Renee Ellmers: Agriculture is paramount for the community I represent. I’m also interested in small business, finance, science and health. I will be looking at these issues and fighting for these issues regardless of any committee assignments I might have.

[Editor update – subsequent to this interview, Ellmers was recommended for 3 committees by GOP leadership — Agriculture, Small Business and Foreign Affairs. She will presumably take her spot on these committees after the swearing-in ceremony and subsequent new leadership vote.]

I think there are ways a Congressman can be more effective on an issue when they are not sitting on the committee. The steering committee was already in place when we went to Washington. Because of the size of the freshman class, we asked for three representatives on the leadership team. The leadership has allowed that and they are allowing these representatives to be instrumental in decision making.

RP: Has anything about the political culture in Washington, DC surprised you yet?

Renee Ellmers: What has surprised me the most is that the leadership in Washington has been so concerned that the new Congress includes family and are aware of the differences between the environment in Washington and at home. They have emphasized that having spouses with them is important. It seems to be a paramount concern that the new members have a good sense of the differences in the environments and not fall into traps where others have faltered.

RP: Nationally, does the GOP’s historic victory in the 2010 midterms give it a mandate from the voters and, if so, what is that mandate?

Renee Ellmers: The mandate is to go to Washington and cut the size of government, cut government spending and Washington’s political climate that intrudes on individual decision making. People want a smaller, less intrusive government. We are to follow the Constitution and limit government’s involvement in our lives.

RP: How difficult will it be for the Republican House majority to work with the Democratic Senate majority and President Obama to accomplish national priorities?

Renee Ellmers: I think the Republican leadership is really trying hard. They have shown an openness to working together with the incoming Congressmen.

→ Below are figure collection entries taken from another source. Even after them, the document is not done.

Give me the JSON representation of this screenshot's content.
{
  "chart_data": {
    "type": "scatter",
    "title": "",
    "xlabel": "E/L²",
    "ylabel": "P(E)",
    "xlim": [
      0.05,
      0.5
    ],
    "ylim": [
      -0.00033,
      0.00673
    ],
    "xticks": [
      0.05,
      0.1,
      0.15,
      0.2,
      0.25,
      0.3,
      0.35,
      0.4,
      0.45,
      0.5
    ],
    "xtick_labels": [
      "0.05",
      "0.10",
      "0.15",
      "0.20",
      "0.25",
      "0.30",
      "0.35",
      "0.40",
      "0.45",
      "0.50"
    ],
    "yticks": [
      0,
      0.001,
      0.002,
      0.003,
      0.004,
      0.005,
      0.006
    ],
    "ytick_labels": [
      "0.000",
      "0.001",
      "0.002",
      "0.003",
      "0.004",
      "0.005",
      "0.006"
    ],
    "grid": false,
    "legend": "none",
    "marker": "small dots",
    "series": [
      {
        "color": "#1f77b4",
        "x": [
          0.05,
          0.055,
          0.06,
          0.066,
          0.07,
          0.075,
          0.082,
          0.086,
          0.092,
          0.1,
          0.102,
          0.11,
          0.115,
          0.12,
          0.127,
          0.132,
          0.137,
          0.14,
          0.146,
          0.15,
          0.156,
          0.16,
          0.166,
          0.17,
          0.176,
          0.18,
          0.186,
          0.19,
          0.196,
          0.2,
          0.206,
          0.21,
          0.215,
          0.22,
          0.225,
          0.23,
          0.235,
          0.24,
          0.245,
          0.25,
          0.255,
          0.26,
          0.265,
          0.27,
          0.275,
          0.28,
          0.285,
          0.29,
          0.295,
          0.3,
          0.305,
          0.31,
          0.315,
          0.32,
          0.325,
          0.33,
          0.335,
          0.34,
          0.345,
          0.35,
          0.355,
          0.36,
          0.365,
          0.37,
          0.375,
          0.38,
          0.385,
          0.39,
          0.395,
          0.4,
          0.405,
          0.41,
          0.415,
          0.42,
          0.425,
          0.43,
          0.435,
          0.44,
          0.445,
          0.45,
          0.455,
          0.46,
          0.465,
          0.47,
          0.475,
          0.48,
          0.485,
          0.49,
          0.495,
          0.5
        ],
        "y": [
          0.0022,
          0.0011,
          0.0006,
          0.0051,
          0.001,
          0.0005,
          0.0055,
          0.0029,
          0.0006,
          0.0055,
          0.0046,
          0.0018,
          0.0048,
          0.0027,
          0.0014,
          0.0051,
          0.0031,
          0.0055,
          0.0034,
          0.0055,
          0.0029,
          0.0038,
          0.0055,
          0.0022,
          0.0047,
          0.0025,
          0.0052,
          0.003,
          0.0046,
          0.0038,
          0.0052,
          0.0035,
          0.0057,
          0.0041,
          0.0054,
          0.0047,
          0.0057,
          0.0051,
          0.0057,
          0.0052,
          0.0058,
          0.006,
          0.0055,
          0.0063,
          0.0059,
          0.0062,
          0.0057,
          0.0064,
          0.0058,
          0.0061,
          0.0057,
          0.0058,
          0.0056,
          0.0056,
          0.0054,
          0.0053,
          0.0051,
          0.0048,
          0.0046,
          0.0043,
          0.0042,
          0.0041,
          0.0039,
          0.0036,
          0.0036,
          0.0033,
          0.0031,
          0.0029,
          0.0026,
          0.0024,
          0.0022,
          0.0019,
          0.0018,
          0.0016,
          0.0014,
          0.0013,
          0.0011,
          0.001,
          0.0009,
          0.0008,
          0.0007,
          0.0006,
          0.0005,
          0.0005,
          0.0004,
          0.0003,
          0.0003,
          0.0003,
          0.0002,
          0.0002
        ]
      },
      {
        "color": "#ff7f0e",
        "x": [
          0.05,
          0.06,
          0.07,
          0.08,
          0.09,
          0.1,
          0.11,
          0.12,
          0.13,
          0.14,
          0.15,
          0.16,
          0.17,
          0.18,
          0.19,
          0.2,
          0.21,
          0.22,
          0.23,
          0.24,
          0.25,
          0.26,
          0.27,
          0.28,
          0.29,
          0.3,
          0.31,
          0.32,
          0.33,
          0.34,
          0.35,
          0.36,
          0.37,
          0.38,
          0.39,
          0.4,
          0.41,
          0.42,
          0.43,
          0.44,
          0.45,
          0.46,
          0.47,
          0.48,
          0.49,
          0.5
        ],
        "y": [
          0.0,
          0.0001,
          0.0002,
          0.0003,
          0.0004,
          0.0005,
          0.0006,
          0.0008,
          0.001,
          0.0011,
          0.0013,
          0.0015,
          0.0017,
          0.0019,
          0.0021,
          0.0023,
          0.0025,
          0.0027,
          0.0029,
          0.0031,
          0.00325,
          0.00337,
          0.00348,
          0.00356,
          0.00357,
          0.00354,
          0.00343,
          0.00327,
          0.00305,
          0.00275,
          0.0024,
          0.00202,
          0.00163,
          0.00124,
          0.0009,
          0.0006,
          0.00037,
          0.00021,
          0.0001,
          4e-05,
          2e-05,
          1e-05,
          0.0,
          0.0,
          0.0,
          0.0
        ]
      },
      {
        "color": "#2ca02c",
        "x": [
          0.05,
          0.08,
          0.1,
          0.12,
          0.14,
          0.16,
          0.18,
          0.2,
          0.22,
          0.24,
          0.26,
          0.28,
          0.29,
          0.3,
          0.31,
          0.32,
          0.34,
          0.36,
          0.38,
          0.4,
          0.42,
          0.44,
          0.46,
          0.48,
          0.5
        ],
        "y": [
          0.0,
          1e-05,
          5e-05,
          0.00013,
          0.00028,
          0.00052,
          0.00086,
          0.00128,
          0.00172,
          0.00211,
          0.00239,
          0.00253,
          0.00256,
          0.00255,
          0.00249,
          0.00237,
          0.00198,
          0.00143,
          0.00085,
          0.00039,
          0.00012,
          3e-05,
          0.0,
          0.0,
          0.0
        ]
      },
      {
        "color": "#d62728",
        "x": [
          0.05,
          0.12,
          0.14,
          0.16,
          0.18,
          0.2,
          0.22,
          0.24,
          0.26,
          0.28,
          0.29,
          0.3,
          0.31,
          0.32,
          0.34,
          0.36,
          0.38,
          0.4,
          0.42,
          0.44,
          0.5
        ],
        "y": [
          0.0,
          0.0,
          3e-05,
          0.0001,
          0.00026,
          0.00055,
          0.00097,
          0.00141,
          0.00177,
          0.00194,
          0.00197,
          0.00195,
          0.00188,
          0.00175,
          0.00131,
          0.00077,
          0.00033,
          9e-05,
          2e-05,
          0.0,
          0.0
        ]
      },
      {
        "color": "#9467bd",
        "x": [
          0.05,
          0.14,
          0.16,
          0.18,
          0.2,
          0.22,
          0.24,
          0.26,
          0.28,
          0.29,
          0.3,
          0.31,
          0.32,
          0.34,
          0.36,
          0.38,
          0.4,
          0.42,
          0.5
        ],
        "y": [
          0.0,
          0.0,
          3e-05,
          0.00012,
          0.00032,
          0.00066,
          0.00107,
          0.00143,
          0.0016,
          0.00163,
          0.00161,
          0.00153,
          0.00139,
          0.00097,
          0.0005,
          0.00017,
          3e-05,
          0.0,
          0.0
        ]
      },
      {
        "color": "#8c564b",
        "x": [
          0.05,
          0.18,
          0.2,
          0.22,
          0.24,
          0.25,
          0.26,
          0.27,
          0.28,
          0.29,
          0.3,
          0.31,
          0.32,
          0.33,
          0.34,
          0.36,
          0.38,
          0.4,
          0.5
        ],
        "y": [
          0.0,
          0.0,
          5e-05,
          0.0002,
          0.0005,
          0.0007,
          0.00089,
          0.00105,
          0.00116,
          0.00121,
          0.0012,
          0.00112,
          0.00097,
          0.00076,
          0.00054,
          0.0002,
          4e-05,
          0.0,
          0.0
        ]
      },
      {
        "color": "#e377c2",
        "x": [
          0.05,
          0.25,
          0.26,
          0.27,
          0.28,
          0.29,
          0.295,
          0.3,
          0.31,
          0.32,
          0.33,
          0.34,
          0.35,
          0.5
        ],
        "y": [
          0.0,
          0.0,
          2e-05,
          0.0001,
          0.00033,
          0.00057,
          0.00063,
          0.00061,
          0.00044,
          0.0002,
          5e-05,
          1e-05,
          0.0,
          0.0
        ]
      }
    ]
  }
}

There will have to be compromises, but we can not compromise on our core principles. We must move forward in our commitment to the private sector. The leadership has shown a willingness to working with the other side. The Democrats will have to understand that we have to put pettiness aside and work together.

RP: Anything more you want to share with the readers of

Renee Ellmers: I am going to Congress to work on preserving core Conservative values, follow the Constitution as it should be, as it was intended to be. That is limiting the amount of government. I will work to get the economy turned around.